Moosrambagh also Moosa Ram Bagh is an old suburb of Hyderabad, Telangana, India. It is named after the French military commander Monsieur Raymond who served the Nizams of the Hyderabad state during the 18th century. His tomb, Raymond's Tomb, is located near Asman Garh Palace. The locality of "Moosa-Ram-Bagh" is named after him. Wherein, Bagh refers to "a garden" as the area was once covered by extensive greenery.

==History==
Raymond became a close friend of the second Asaf Jah, Nizam Ali Khan. Raymond was not only held in high esteem by the 2nd Nizam, but had also won the love and trust of the local people. He made himself popular through his kindness, bravery and contribution to Hyderabad. To the Muslims, he was Musa Rahim, and to the Hindus, he was Musa Ram.

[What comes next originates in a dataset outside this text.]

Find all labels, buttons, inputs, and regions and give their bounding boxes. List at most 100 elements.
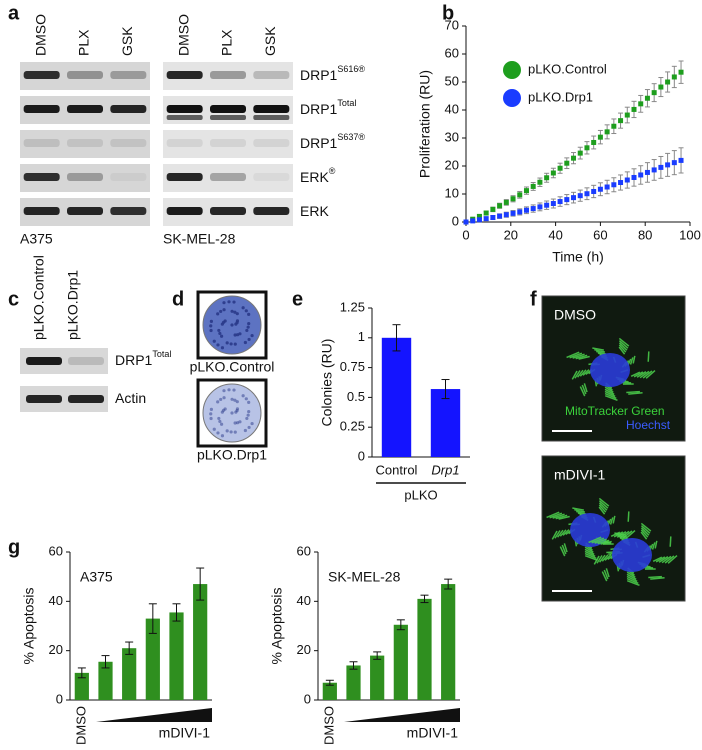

George Bruce Malleson said that
"No European of mark who followed him in India, ever succeeded in gaining to such an extent the love, the esteem, the admiration of the natives of the country."

==Commercial area==
Moosrambagh has many shops catering to all the needs of its residents. The popular Hyderabadi restaurants Capital ( Shaam) and Bawarchi are located here. The suburb also has Doordarshan's TV tower.

==IT tower==
On 2 October 2023, BRS Working President, Minister for Municipal Administration & Urban Development, Industries and IT&C K. T. Rama Rao laid the foundation stone of the 30-floor Malakpet IT tower- iTek Nucleus in Moosarambagh area. The IT tower will span 11 acres with a built-up space of 15 lakh sqft with a cost of Rs. 701 crores and will create 50,000 direct and indirect jobs. IT Tower is set to be completed in 36 months. The IT tower will be near the Musarambagh metro station.

==Transport==
The state-owned TSRTC runs the city bus service, connecting to all the major centres of the city. There is also a Hyderabad metro station, connecting it to other parts of city.